Now, a lifetime of experience later, sipping coffee and listening to the storm rage outside, we look at each other and all of those memories boil in the backs of our brains.

After a moment, she laughs. “Do you remember the time I got pulled over in your Mustang for not dimming my bright headlights when I passed that frickin’ cop?” she asks.

“You were a terrible driver and the recipient of more than one ticket.”

“Which I couldn’t afford.” She chuckles. “There I was, in the pouring rain, down on my knees, in the dark looking for that stupid dimmer switch on the floorboard, telling him ‘I know it’s here somewhere.’”

I grin. “The dimmer switch was on the turn signal.”

“That cop thought I was an idiot.”

“You were.”

She grins and the simple artlessness of it goes deep into me, stirring that small place where trust is absolute, every word is believed, and your friends never break your heart.

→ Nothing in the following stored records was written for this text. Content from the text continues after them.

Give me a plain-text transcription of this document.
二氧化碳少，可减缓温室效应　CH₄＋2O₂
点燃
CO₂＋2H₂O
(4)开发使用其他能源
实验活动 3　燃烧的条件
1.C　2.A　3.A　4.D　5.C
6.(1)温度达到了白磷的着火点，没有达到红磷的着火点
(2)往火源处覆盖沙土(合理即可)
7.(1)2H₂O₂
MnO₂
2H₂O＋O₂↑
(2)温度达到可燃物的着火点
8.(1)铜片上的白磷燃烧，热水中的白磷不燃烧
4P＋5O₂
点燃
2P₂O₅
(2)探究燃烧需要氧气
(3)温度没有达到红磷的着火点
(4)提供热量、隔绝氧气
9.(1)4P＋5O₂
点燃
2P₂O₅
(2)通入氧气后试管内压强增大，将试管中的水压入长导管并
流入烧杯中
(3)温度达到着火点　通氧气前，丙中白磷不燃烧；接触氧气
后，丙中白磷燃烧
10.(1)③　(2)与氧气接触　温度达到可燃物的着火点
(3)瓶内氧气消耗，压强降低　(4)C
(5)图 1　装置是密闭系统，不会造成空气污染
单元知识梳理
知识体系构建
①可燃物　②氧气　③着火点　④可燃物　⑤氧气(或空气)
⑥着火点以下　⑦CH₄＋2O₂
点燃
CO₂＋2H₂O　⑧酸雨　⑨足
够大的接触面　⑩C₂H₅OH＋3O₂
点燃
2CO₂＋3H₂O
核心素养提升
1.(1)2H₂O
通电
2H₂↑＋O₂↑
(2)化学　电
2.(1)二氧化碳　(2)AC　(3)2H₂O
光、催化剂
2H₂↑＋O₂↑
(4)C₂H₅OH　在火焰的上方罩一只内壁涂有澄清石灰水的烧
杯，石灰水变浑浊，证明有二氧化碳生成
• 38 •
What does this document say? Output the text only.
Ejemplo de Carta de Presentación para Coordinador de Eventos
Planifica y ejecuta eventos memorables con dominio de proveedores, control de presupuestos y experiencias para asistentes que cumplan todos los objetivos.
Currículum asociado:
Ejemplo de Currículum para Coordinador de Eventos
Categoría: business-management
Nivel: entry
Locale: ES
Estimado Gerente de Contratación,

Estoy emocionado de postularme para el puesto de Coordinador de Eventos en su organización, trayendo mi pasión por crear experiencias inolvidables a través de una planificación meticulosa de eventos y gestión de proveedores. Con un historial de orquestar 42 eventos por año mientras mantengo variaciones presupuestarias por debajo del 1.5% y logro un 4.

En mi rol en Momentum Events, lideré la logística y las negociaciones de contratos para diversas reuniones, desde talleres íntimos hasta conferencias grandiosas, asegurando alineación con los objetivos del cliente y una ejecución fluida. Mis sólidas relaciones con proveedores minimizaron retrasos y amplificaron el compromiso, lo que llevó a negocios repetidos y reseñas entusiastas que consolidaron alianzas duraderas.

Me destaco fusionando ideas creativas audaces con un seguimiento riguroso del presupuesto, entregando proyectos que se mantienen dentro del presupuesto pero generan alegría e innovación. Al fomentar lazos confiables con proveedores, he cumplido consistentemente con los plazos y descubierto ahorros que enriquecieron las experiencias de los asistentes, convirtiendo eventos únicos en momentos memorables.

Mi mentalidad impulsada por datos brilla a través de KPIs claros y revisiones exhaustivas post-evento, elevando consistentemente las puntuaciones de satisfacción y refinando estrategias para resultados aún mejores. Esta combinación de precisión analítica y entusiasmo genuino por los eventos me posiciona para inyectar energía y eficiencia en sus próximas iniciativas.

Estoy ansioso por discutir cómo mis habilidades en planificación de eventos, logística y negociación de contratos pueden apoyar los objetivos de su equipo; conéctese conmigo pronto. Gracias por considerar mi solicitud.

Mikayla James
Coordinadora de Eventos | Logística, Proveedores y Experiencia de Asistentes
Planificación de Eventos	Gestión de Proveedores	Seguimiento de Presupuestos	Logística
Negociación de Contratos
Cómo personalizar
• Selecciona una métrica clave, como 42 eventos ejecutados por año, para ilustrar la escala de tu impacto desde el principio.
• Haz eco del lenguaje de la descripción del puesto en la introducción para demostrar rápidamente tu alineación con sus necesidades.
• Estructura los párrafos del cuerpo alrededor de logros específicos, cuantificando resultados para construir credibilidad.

“So what happened?” I ask. “After I left Columbus?”

“I was a good cop for a while. Not perfect. I gained some experience. Paid a few dues.” She lifts her uninjured shoulder and lets it drop. “Not everyone in the department was as idealistic as you,” she says. “The years, the things you experience, change you. I guess I got cynical. Fell in with the wrong kind of cops.”

The truth is that I’d seen that part of her even before I left. Gina had started down a road I didn’t want to travel. She was drinking too much. Going to cop bars every night after work. I’d started to hear stories about her sleeping around. About the rules being bent. Procedure not being followed and later lied about. There were whispered stories about our counterparts and some of them had begun to include her name.

“How long has the vice unit been on the take?” I ask, hating the words, the dirty feel of them as they come out of my mouth.

Gina takes the question in stride. “Too long. Years.”

“That’s a pretty damning answer,” I say.

“It started out the way bad things usually do. Small scale. You know, innocent things like concert tickets in exchange for not writing a speeding ticket. It didn’t stay small scale. The unit would do a raid and bust some scumbag. Said scumbag had a ton of cash laid out on a table. A kilo of cocaine. Cash never made it to evidence. I rationalized that he hadn’t exactly earned the money. He wasn’t going to be needing it where he was going, right?” Her gaze sweeps to mine. In the depths of her eyes I see shame. Regret. Most of all, I see what I can only describe as … grief.

“I thought: Why not me?” she whispers. “Why should some dregs of the earth get all that cash and not me?”